Хрущев умалчивал о тех оборонительных мероприятиях на западной границе, которые были осуществлены в последние предвоенные месяцы. По свидетельству A.M. Василевского, «с середины мая 1941 года по директивам Генерального штаба началось передвижение ряда армий — всего до 28 дивизий — из внутренних округов в приграничные, положив тем самым начало к выполнению плана сосредоточения и развертывания советских войск на западных границах». В своем закрытом выступлении 5 мая 1941 года перед выпускниками военных академий Сталин прямо предупредил о неизбежности войны с гитлеровской Германией и необходимости готовиться к этой войне.
Хрущев уверял: «Накануне вторжения гитлеровской армии на территорию Советского Союза один немецкий гражданин перешел границу Советского Союза и заявил, что немецкие армии получили приказ начать военные действия против Советского Союза в ночь на 21 июня в 3 часа ночи. Об этом Немедленно было сообщено Сталину, однако и на это он не обратил никакого внимания».
Однако еще весной 1945 года Хрущев рассказал гостившему в Киеве Миловану Джиласу, что 21 июня Сталин лично позвонил Хрущеву и сообщил ему о вероятности нападения немцев на следующий день. Судя по воспоминаниям генерала армии И.В. Тюленева, аналогичное предупреждение сделал Сталин 21 июня и ему, так как он тогда командовал Московским военным округом. Как писал в своих воспоминаниях маршал Г.К. Жуков, после появления перебежчика 21 июня по распоряжению Сталина была подготовлена директива, требовавшая от пограничных войск «быть в полной боевой готовности, встретить возможный удар немцев или их союзников».

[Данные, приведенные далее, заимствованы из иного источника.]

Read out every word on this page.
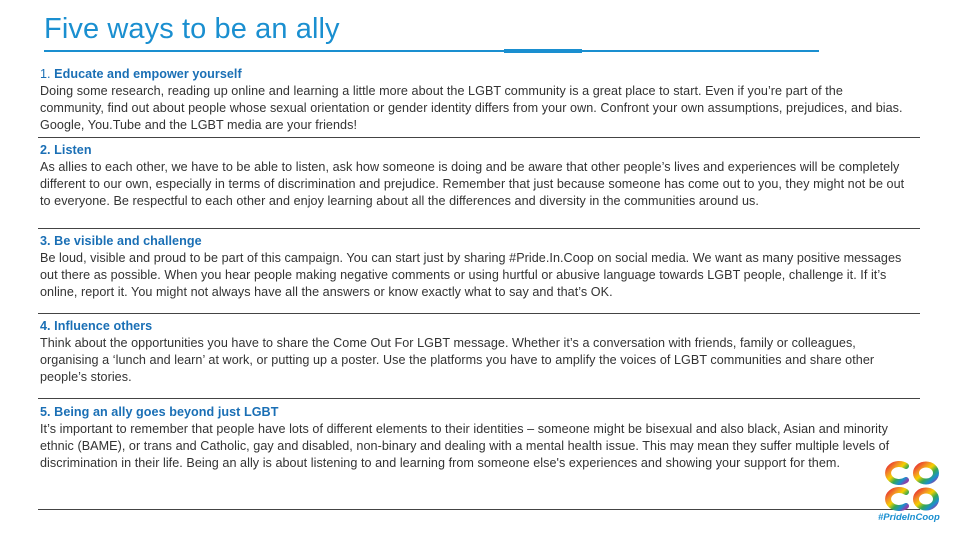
Five ways to be an ally
1. Educate and empower yourself
Doing some research, reading up online and learning a little more about the LGBT community is a great place to start. Even if you’re part of the community, find out about people whose sexual orientation or gender identity differs from your own. Confront your own assumptions, prejudices, and bias. Google, You.Tube and the LGBT media are your friends!
2. Listen
As allies to each other, we have to be able to listen, ask how someone is doing and be aware that other people’s lives and experiences will be completely different to our own, especially in terms of discrimination and prejudice. Remember that just because someone has come out to you, they might not be out to everyone. Be respectful to each other and enjoy learning about all the differences and diversity in the communities around us.
3. Be visible and challenge
Be loud, visible and proud to be part of this campaign. You can start just by sharing #Pride.In.Coop on social media. We want as many positive messages out there as possible. When you hear people making negative comments or using hurtful or abusive language towards LGBT people, challenge it. If it’s online, report it. You might not always have all the answers or know exactly what to say and that’s OK.
4. Influence others
Think about the opportunities you have to share the Come Out For LGBT message. Whether it’s a conversation with friends, family or colleagues, organising a ‘lunch and learn’ at work, or putting up a poster. Use the platforms you have to amplify the voices of LGBT communities and share other people’s stories.
5. Being an ally goes beyond just LGBT
It’s important to remember that people have lots of different elements to their identities – someone might be bisexual and also black, Asian and minority ethnic (BAME), or trans and Catholic, gay and disabled, non-binary and dealing with a mental health issue. This may mean they suffer multiple levels of discrimination in their life. Being an ally is about listening to and learning from someone else's experiences and showing your support for them.
#PrideInCoop
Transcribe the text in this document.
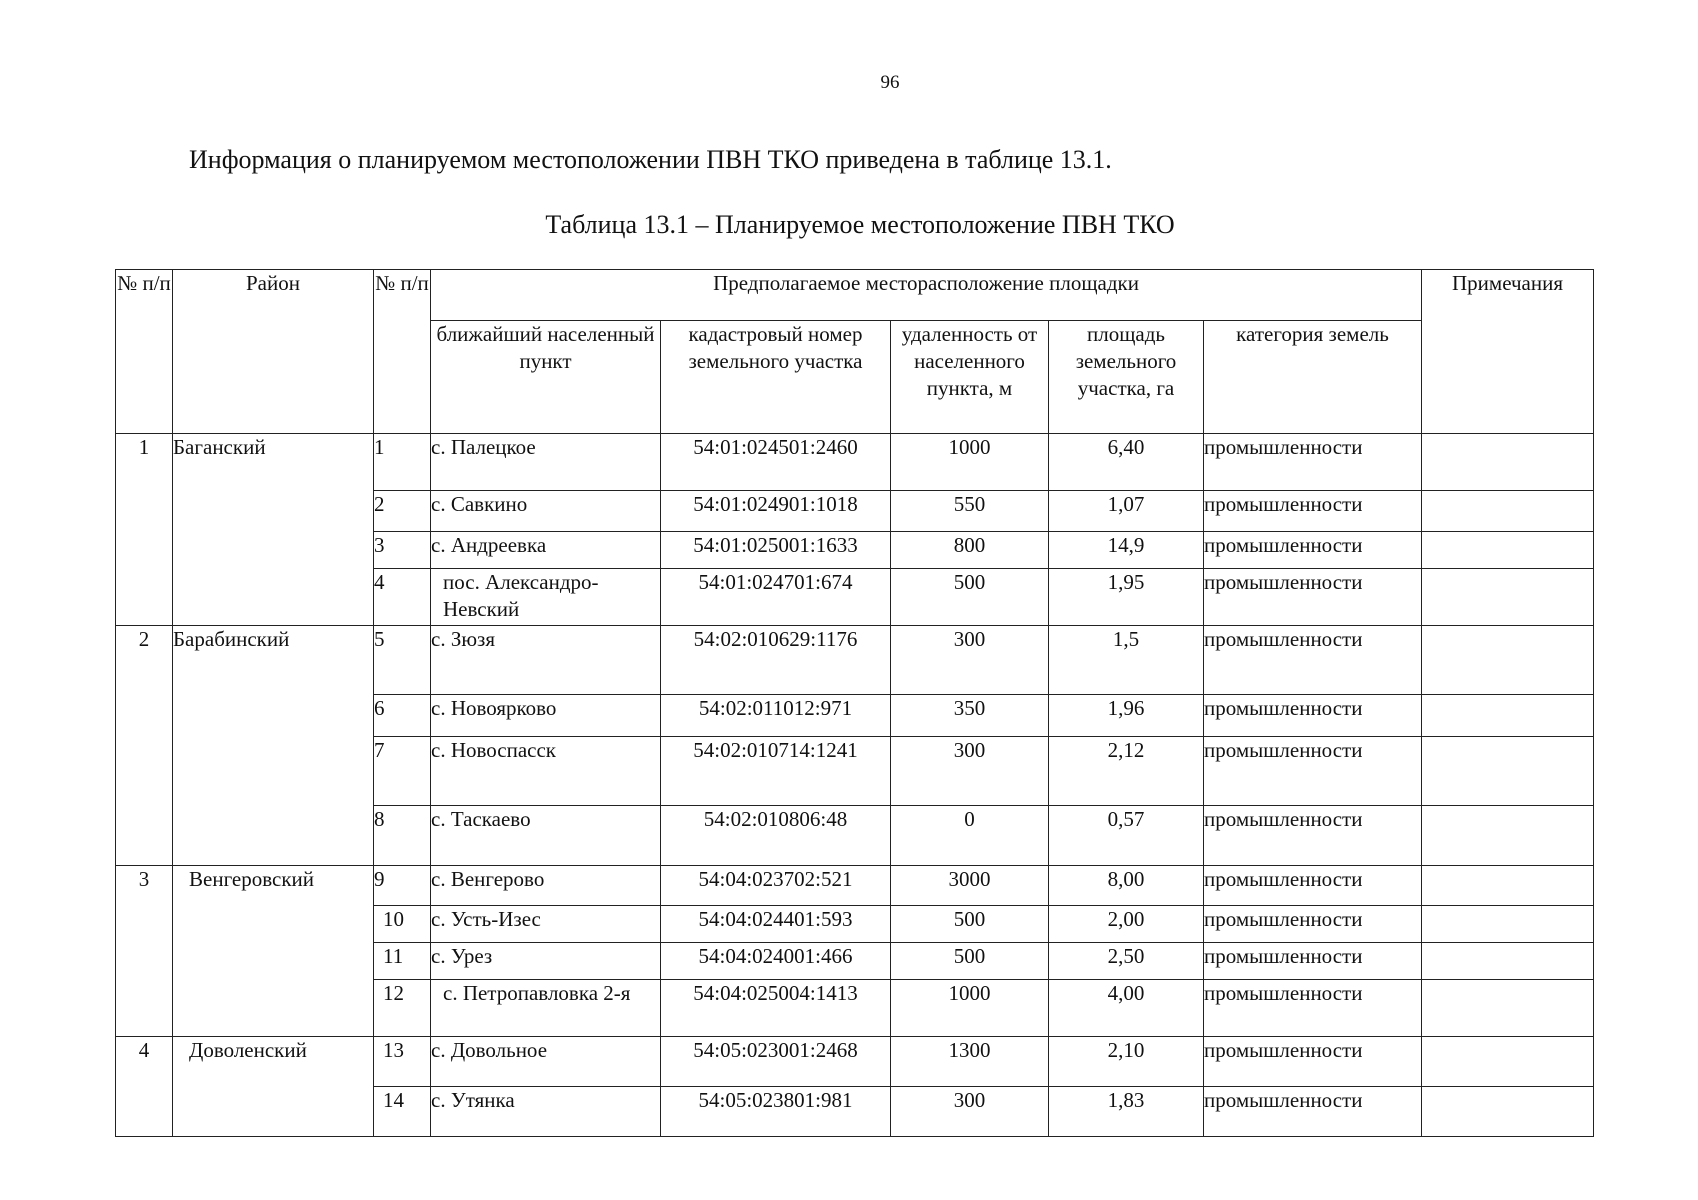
96
Информация о планируемом местоположении ПВН ТКО приведена в таблице 13.1.
Таблица 13.1 – Планируемое местоположение ПВН ТКО
№ п/п	Район	№ п/п	Предполагаемое месторасположение площадки					Примечания
			ближайший населенный пункт	кадастровый номер земельного участка	удаленность от населенного пункта, м	площадь земельного участка, га	категория земель	
1	Баганский	1	с. Палецкое	54:01:024501:2460	1000	6,40	промышленности	
		2	с. Савкино	54:01:024901:1018	550	1,07	промышленности	
		3	с. Андреевка	54:01:025001:1633	800	14,9	промышленности	
		4	пос. Александро-Невский	54:01:024701:674	500	1,95	промышленности	
2	Барабинский	5	с. Зюзя	54:02:010629:1176	300	1,5	промышленности	
		6	с. Новоярково	54:02:011012:971	350	1,96	промышленности	
		7	с. Новоспасск	54:02:010714:1241	300	2,12	промышленности	
		8	с. Таскаево	54:02:010806:48	0	0,57	промышленности	
3	Венгеровский	9	с. Венгерово	54:04:023702:521	3000	8,00	промышленности	
		10	с. Усть-Изес	54:04:024401:593	500	2,00	промышленности	
		11	с. Урез	54:04:024001:466	500	2,50	промышленности	
		12	с. Петропавловка 2-я	54:04:025004:1413	1000	4,00	промышленности	
4	Доволенский	13	с. Довольное	54:05:023001:2468	1300	2,10	промышленности	
		14	с. Утянка	54:05:023801:981	300	1,83	промышленности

Н.С. Хрущев в своем докладе утверждал: «Было бы неправильным забывать, что после первых серьезных поражений Сталин думал, что наступил конец. В одной из своих речей, произнесенных в те дни, он сказал: «Все, что создал Ленин, мы потеряли навсегда». После этого, в течение долгого времени Сталин фактически не руководил военными действиями, прекратив делать что-либо вообще». Этот хрущевский миф рухнул лишь после того, как достоянием гласности стала тетрадь с указанием посетителей сталинского кабинета. Из ее содержания стало ясно, что с раннего утра 22 июня по 28 июня Сталин в течение недели подолгу находился у себя на рабочем месте в Кремле.